ATHENS - Two foreign gunmen carrying explosives hijacked a Greek bus with 26 passengers on Wednesday and demanded to go to Russia, a freed hostage said.
Albanian and Russian diplomats were called by police to the scene to try to pin down the nationality of the gunmen, who took over the public transport vehicle in an Athens suburb early in the morning.
Some Greek media quoted the Albanian ambassador as saying the hijackers "may be Albanian", but there was no confirmation.
Hundreds of thousands of Albanians live in Greece, many of them having arrived to help with construction work for last August's Athens Olympics.
About five hours after the 6am hijack, five hostages -- three women and two men all appearing in poor health -- were freed by the gunmen.
Stella Matara, a hostage still on the bus, told state-run television in a mobile phone call that the hijackers planned to release all women prisoners once a driver joined the vehicle.
The original driver, a ticket collector and a woman passenger managed to escape from the bus in the first seconds of the hijack when shots were fired during the takeover.
"They want a police bus to leave from in front of our bus, as well as a driver to take them to the airport," Matara said.
"As soon as the driver comes, they will release all women. At the airport, they want a plane to take them to Russia, and then they will release the rest of the hostages.
"That's all. No other demands. No money, no nothing. They have not harmed us.
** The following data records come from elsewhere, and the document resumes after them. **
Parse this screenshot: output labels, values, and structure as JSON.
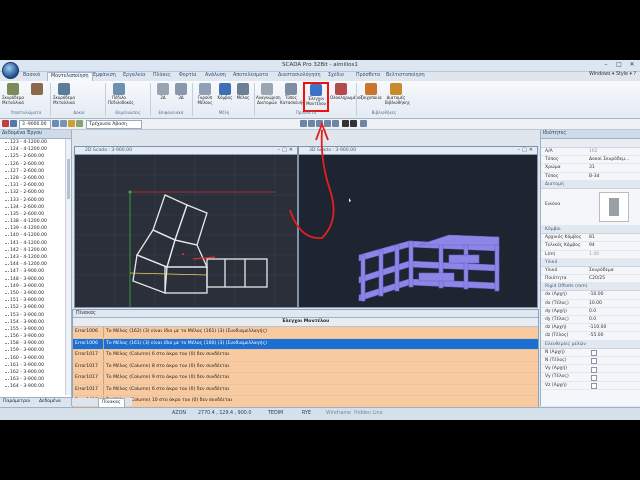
{
  "window": {
    "title": "SCADA Pro 32Bit - aimilios1",
    "controls": [
      "–",
      "□",
      "✕"
    ]
  },
  "ribbon_tabs": [
    "Βασικά",
    "Μοντελοποίηση",
    "Εμφάνιση",
    "Εργαλεία",
    "Πλάκες",
    "Φορτία",
    "Ανάλυση",
    "Αποτελέσματα",
    "Διαστασιολόγηση",
    "Σχέδιο",
    "Πρόσθετα",
    "Βελτιστοποίηση"
  ],
  "active_tab": "Μοντελοποίηση",
  "style_menu": "Windows ▾  Style ▾  ?",
  "ribbon_buttons": [
    {
      "label": "Σκυρόδεμα Μεταλλικά",
      "color": "#7a8a5a"
    },
    {
      "label": "Σκυρόδεμα Μεταλλικά",
      "color": "#5b7d9a"
    },
    {
      "label": "Πέδιλο Πεδιλοδοκός",
      "color": "#6f8fb0"
    },
    {
      "label": "2Δ",
      "color": "#9aa4b0"
    },
    {
      "label": "3Δ",
      "color": "#8897aa"
    },
    {
      "label": "Γκρούπ Μέλους",
      "color": "#8fa0b5"
    },
    {
      "label": "Κόμβος",
      "color": "#3d6fb5"
    },
    {
      "label": "Μέλος",
      "color": "#6d7f92"
    },
    {
      "label": "Αναγνώριση Διατομών",
      "color": "#9aa6b2"
    },
    {
      "label": "Τύπος Κατασκευής",
      "color": "#7d8ea3"
    },
    {
      "label": "Έλεγχοι Μοντέλου",
      "color": "#3d72c6"
    },
    {
      "label": "Ολοκληρωμένος",
      "color": "#b34b4b"
    },
    {
      "label": "Τοιχοποιία",
      "color": "#c9752e"
    },
    {
      "label": "Διατομές Βιβλιοθήκης",
      "color": "#c98a2e"
    }
  ],
  "ribbon_groups": [
    "Υποστυλώματα",
    "Δοκοί",
    "Θεμελιώσεις",
    "Επιφανειακά",
    "Μέλη",
    "Προσθετα",
    "Βιβλιοθήκες"
  ],
  "toolbar": {
    "level_value": "3 -9000.00",
    "view_combo": "Τρέχουσα Άβαση"
  },
  "left_panel": {
    "title": "Δεδομένα Έργου",
    "tree": [
      "123 - 4-1200.00",
      "124 - 4-1200.00",
      "125 - 2-600.00",
      "126 - 2-600.00",
      "127 - 2-600.00",
      "128 - 2-600.00",
      "131 - 2-600.00",
      "132 - 2-600.00",
      "133 - 2-600.00",
      "134 - 2-600.00",
      "135 - 2-600.00",
      "138 - 4-1200.00",
      "139 - 4-1200.00",
      "140 - 4-1200.00",
      "141 - 4-1200.00",
      "142 - 4-1200.00",
      "143 - 4-1200.00",
      "144 - 4-1200.00",
      "147 - 3-900.00",
      "148 - 3-900.00",
      "149 - 3-900.00",
      "150 - 3-900.00",
      "151 - 3-900.00",
      "152 - 3-900.00",
      "153 - 3-900.00",
      "154 - 3-900.00",
      "155 - 3-900.00",
      "156 - 3-900.00",
      "158 - 3-900.00",
      "159 - 3-900.00",
      "160 - 3-900.00",
      "161 - 3-900.00",
      "162 - 3-900.00",
      "163 - 3-900.00",
      "164 - 3-900.00"
    ],
    "bottom_tabs": [
      "Παράμετροι",
      "Δεδομένα"
    ]
  },
  "views": {
    "view2d_title": "2D Scada : 3-900.00",
    "view3d_title": "3D Scada : 3-900.00"
  },
  "output_panel": {
    "title": "Πίνακας",
    "header": "Έλεγχοι Μοντέλου",
    "rows": [
      {
        "code": "Error1006",
        "msg": "Το Μέλος (162) (3) είναι ίδιο με το Μέλος (161) (3) (Συνδιαμελλαγής)"
      },
      {
        "code": "Error1006",
        "msg": "Το Μέλος (161) (3) είναι ίδιο με το Μέλος (160) (3) (Συνδιαμελλαγής)"
      },
      {
        "code": "Error1017",
        "msg": "Το Μέλος (Column) 6 στο άκρο του (0) δεν συνδέεται"
      },
      {
        "code": "Error1017",
        "msg": "Το Μέλος (Column) 8 στο άκρο του (0) δεν συνδέεται"
      },
      {
        "code": "Error1017",
        "msg": "Το Μέλος (Column) 9 στο άκρο του (0) δεν συνδέεται"
      },
      {
        "code": "Error1017",
        "msg": "Το Μέλος (Column) 6 στο άκρο του (0) δεν συνδέεται"
      },
      {
        "code": "Error1017",
        "msg": "Το Μέλος (Column) 10 στο άκρο του (0) δεν συνδέεται"
      }
    ],
    "selected_index": 1,
    "footer_tab": "Πίνακας"
  },
  "right_panel": {
    "title": "Ιδιότητες",
    "props_top": [
      {
        "label": "Α/Α",
        "value": "162",
        "dim": true
      },
      {
        "label": "Τύπος",
        "value": "Δοκοί Σκυρόδεμ..."
      },
      {
        "label": "Χρώμα",
        "value": "31"
      },
      {
        "label": "Τύπος",
        "value": "B-3d"
      }
    ],
    "section_diatomi": "Διατομή",
    "image_label": "Εικόνα",
    "section_nodes": "Κόμβοι",
    "props_nodes": [
      {
        "label": "Αρχικός Κόμβος",
        "value": "81"
      },
      {
        "label": "Τελικός Κόμβος",
        "value": "94"
      },
      {
        "label": "L(m)",
        "value": "1.40",
        "dim": true
      }
    ],
    "section_material": "Υλικό",
    "props_material": [
      {
        "label": "Υλικό",
        "value": "Σκυρόδεμα"
      },
      {
        "label": "Ποιότητα",
        "value": "C20/25"
      }
    ],
    "section_offsets": "Rigid Offsets (mm)",
    "props_offsets": [
      {
        "label": "dx (Αρχή)",
        "value": "-10.00"
      },
      {
        "label": "dx (Τέλος)",
        "value": "10.00"
      },
      {
        "label": "dy (Αρχή)",
        "value": "0.0"
      },
      {
        "label": "dy (Τέλος)",
        "value": "0.0"
      },
      {
        "label": "dz (Αρχή)",
        "value": "-110.00"
      },
      {
        "label": "dz (Τέλος)",
        "value": "-55.00"
      }
    ],
    "section_release": "Ελευθερίες μελών",
    "props_release": [
      "N (Αρχή)",
      "N (Τέλος)",
      "Vy (Αρχή)",
      "Vy (Τέλος)",
      "Vz (Αρχή)"
    ]
  },
  "status_bar": {
    "snap": "AZON",
    "coords": "2770.4 , 129.4 , 900.0",
    "mode1": "TEDIM",
    "mode2": "RYE",
    "mode3": "Wireframe",
    "mode4": "Hidden Line"
  }
}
They've not harmed us at all for now. They have guns they have dynamite. I can see them in front of me.
"I don't know what will happen later because both they (hijackers) and us are now very, very nervous."
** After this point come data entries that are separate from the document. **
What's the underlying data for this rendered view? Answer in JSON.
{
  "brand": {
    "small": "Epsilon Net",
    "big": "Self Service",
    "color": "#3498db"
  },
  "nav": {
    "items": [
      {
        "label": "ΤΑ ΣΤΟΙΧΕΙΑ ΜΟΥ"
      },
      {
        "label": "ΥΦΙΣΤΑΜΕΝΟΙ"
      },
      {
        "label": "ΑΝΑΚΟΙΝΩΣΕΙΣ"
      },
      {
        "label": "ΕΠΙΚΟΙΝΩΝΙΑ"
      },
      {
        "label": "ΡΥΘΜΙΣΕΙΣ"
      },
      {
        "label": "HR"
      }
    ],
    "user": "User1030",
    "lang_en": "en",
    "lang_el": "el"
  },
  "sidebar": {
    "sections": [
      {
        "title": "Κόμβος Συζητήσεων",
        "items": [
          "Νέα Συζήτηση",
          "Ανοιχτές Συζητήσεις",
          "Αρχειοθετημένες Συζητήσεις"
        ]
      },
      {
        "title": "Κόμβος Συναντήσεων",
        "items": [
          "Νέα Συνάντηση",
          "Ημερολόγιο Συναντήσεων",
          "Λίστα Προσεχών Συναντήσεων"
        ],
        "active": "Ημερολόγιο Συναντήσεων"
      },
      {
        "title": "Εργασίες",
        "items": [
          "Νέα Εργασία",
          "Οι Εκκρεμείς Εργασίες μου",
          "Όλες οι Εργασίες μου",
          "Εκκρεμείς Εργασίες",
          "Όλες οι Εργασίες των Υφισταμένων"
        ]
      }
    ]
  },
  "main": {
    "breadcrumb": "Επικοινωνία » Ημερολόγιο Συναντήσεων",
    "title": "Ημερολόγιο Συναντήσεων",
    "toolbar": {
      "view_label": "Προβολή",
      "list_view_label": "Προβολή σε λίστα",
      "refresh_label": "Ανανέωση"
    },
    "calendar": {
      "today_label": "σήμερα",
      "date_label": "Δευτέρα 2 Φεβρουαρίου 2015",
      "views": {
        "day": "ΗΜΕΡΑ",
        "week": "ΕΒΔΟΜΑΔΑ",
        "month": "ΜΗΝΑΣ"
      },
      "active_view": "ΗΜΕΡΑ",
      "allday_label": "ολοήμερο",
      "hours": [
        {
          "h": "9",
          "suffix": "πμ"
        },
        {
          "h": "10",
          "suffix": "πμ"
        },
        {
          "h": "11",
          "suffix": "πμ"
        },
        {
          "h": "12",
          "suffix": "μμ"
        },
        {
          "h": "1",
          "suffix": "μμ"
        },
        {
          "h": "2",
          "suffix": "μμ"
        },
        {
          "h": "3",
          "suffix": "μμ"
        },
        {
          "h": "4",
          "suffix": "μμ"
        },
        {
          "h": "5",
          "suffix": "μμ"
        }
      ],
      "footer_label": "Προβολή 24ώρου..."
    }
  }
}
The bus was seized along a highway from the Athens suburb of Marathon, used during the Olympic race of the same name this summer, police said.
The seizure of the bus was the first such incident since a spate of bus hijackings in Greece in 1999-2000.
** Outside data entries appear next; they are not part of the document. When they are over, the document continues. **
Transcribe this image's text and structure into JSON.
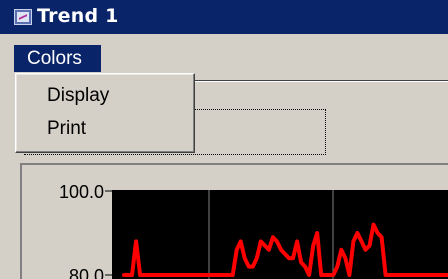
{
  "window": {
    "title": "Trend 1",
    "icon": "trend-window-icon"
  },
  "menubar": {
    "items": [
      {
        "label": "Colors",
        "active": true
      }
    ]
  },
  "dropdown": {
    "items": [
      {
        "label": "Display"
      },
      {
        "label": "Print"
      }
    ]
  },
  "chart_data": {
    "type": "line",
    "y_tick_labels": [
      "100.0",
      "80.0"
    ],
    "ylim": [
      80,
      100
    ],
    "background": "#000000",
    "grid": true,
    "series": [
      {
        "color": "#ff0000",
        "x": [
          0,
          4,
          6,
          8,
          10,
          12,
          14,
          16,
          18,
          20,
          22,
          24,
          26,
          28,
          30,
          32,
          34,
          36,
          38,
          40,
          42,
          44,
          46,
          48,
          50,
          52,
          54,
          56,
          58,
          60,
          62,
          64,
          66,
          68,
          70,
          72,
          74,
          76,
          78,
          80,
          82,
          84,
          86,
          88,
          90,
          92,
          94,
          96,
          98,
          100,
          102,
          104,
          106,
          108,
          110,
          112,
          114,
          116,
          118,
          120,
          122,
          124,
          126,
          128,
          130,
          132,
          134,
          136,
          138,
          140,
          142,
          144,
          146,
          148,
          150,
          152,
          154,
          156,
          158,
          160,
          162
        ],
        "y": [
          80,
          80,
          88,
          80,
          80,
          80,
          80,
          80,
          80,
          80,
          80,
          80,
          80,
          80,
          80,
          80,
          80,
          80,
          80,
          80,
          80,
          80,
          80,
          80,
          80,
          80,
          80,
          86,
          88,
          84,
          82,
          82,
          84,
          88,
          87,
          86,
          89,
          88,
          86,
          85,
          84,
          84,
          88,
          83,
          82,
          80,
          87,
          90,
          80,
          80,
          80,
          80,
          82,
          86,
          84,
          80,
          88,
          90,
          88,
          86,
          87,
          92,
          90,
          89,
          80,
          80,
          80,
          80,
          80,
          80,
          80,
          80,
          80,
          80,
          80,
          80,
          80,
          80,
          80,
          80,
          80
        ]
      }
    ]
  },
  "colors": {
    "titlebar": "#0a246a",
    "face": "#d4d0c8",
    "plot_bg": "#000000",
    "trend_line": "#ff0000",
    "grid": "#808080"
  }
}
Albanian Ambassador Bashkim Zeneli and the Albanian police attache, Agron Agalliu, as well as several Russian diplomats, were at the scene.
The first of the five hostages released, a grey-haired man who looked to be in his 50s, stepped out of the bus through the driver's side with his hands raised and walked about 30m before stepping over a low fence into the arms of waiting police.
"My Dad has a heart condition," Vassilis Bratsiakos said. "I am just happy he is well and far away from the bus."
Nikos Koutsogiorgos, head of the company that owns the commuter bus, told reporters he had spoken by mobile phone to one of the bus passengers who had relayed the gunmen's demands.
"A group of two people, both foreigners, took over the bus this morning," a police official told Reuters. "There were 26 passengers on the bus then.
"Shots were heard, police cars rushed to the scene and more shots were then heard."
Hundreds of police officers, snipers in camouflage attire and special forces took up positions around the vehicle. One police car, its lights flashing, had parked behind the bus.
"I don't care what they are or who they are. I want them to release my wife," said an elderly man who was among dozens of relatives of hostages who rushed to the scene.
"She told me she is fine and things are quiet on the bus but she sounded terrified."
There have been no reports of injuries, but live television showed one gunman approaching the front of the bus and firing off two warning shots.
The curtains in the bus windows were closed, blocking views inside, and a police helicopter hovered above. Television pictures had earlier shown one man carrying a rifle and standing inside the bus near the front seats.
Police blocked traffic along the busy eastern Athens highway leading to Marathon and kept news crews hundreds of metres away. Dozens of ambulances could be seen parked nearby.
This is the first such incident since the November 2000 hijack of a bus carrying 35 Japanese tourists who were taken hostage by a man who surrendered to a TV talk show host after a nine hour standoff. Previous hijackings, some involving Albanians, occurred in 1999.